Maria Emília Bottini
Ao
dirigir-me ao trabalho, via de regra, ouço algumas músicas que me agradam a
alma, mas vez por outra também gosto de saber o que está acontecendo na capital
do Brasil.
Dia
desses ouvi sobre uma quadrilha que fora presa, pois assaltava condomínios de
luxo em vários estados do país com ramificações na América Latina. Atuavam há mais
de quinze anos e roubaram o equivalente a cinco bilhões de reais. Nem consigo
imaginar tal quantia, afirmo que não sou boa de números, mas tenho uma boa
noção de que seja uma pequena fortuna. O grupo chegou a abrir um restaurante em
São Paulo para legalizar o dinheiro do roubo, também penhoravam algumas jóias,
roubadas, em bancos. Há ousadia em nos desafiar nesse comportamento, reflexo da
crença na impunidade e ineficiência do poder repressivo.
O que me
chamou a atenção na notícia nem foi o montante roubado, pois atualmente
banalizamos milhões, bilhões com certa facilidade. Causou-me certo espanto foi o
relato de que de uma das mansões assaltadas foram subtraídas algumas bolsas
femininas, aquele objeto em que carregamos nossos badulaques. Pois bem, o preço
de uma das bolsas roubadas é de R$ 60.000,00. Seria de ouro, de diamante? O que
justifica tal valor? O detalhe é que na mansão assaltada foram furtadas três
bolsas, totalizando o pequeno valor de R$ 180.000,00, ou seja, o equivalente a
um imóvel ou até dois imóveis dependendo da região do país.
No mesmo
dia, no final da tarde fui à academia como tenho feito, religiosamente, quase
que todos os dias, afinal a saúde do corpo precisa de cuidados. Sai do carro e
caminhei um pouco. No percurso passei por um grande supermercado que tem vários
containeres na parede lateral utilizados para depositar lixo.
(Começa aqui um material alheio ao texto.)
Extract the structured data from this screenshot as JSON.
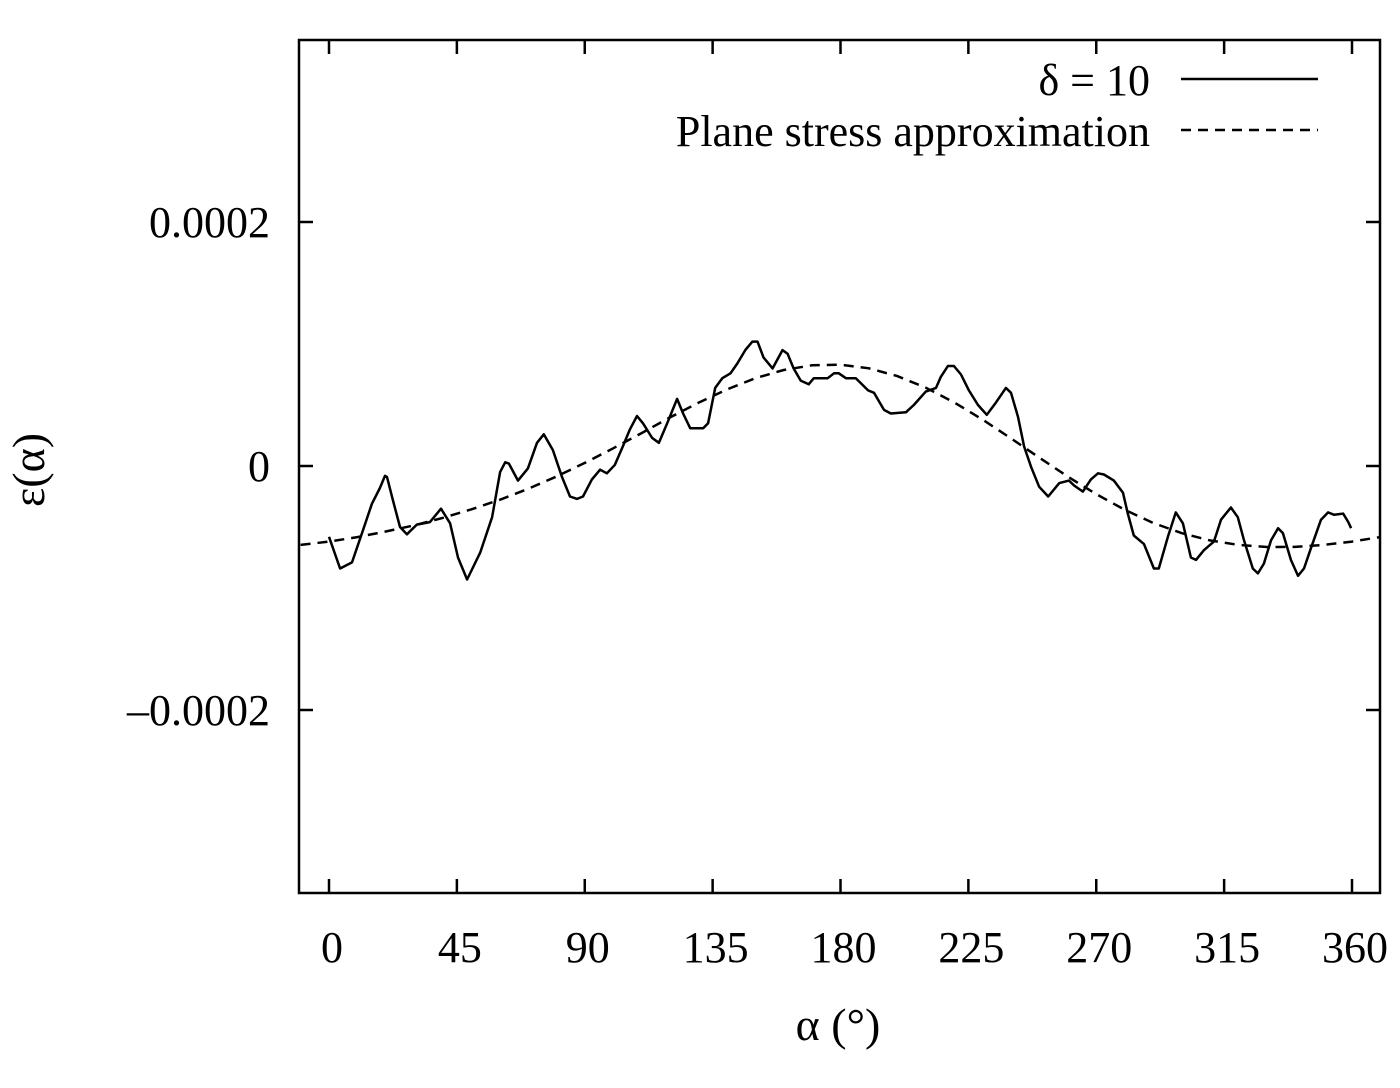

Como passo com
certa frequência no local, vejo muitos pães e outras comidas desperdiçados nos
arredores desse local.
Isso me
incomoda porque fui educada para não colocar comida fora e considero desrespeitoso
quando muitos ainda não fazem uma refeição ao dia, que dirá três.
Quando
cheguei próximo do lixo, vi três mulheres a vasculhá-lo. Procuravam restos de
comidas para si e quem sabe para algumas bocas famintas que as aguardavam, com
certa ansiedade e esperança, pois naquele final de dia teriam algo para enganar
o estômago vazio.
Não pude
deixar de lembrar Manuel Bandeira com seu poema O Bicho (1947).
Vi ontem um bicho
Na imundície do pátio
Catando comida entre os
detritos.
Quando achava alguma coisa,
Não examinava nem cheirava:
Engolia com voracidade.
O bicho não era um cão,
Não era um gato,
Não era um rato.
O bicho, meu Deus, era um
homem.
Eu
apenas mudaria o final desse poema para dar a ele a atualidade do fato
presenciado, “o bicho, meu Deus, eram mulheres”.
Poema clássico,
que sobreviveu ao tempo de setenta anos.
O poema
chegou à terceira idade e não envelheceu em seu conteúdo, continua a denunciar nossa
realidade vergonhosa e doída de se ver, de que alguns vivem das sobras dos que
muito tem e que com frequência até se permitem desperdiçar.
Que dia!
Pensei comigo, enquanto algumas mulheres possuem bolsas de valores astronômicos
outras revolvem lixos da capital para sobreviverem. Esse é o mundo habitado e
conduzido por seres que se autodenominam ‘civilizados’. O que seria do Planeta
se não fôssemos indivíduos dotados de inteligência? Será mesmo que temos
consciência de que estamos de passagem? De que a finitude nos espreita? Será
que a fome no estômago dos desafortunados dói menos? O frio é menos frio? A dor
é menos intensa?
Está
difícil de acreditar que a humanidade ainda conseguirá se humanizar. É urgente
colocar-se no lugar do outro. Façamos a experiência de ficarmos um dia sem
comer. Talvez isso nos torne mais solidários, compreensivos e entendamos um
pouco aqueles que, para não morrerem de fome, buscam no lixo seu sustento.
Afinal, o único bem que realmente temos é a vida.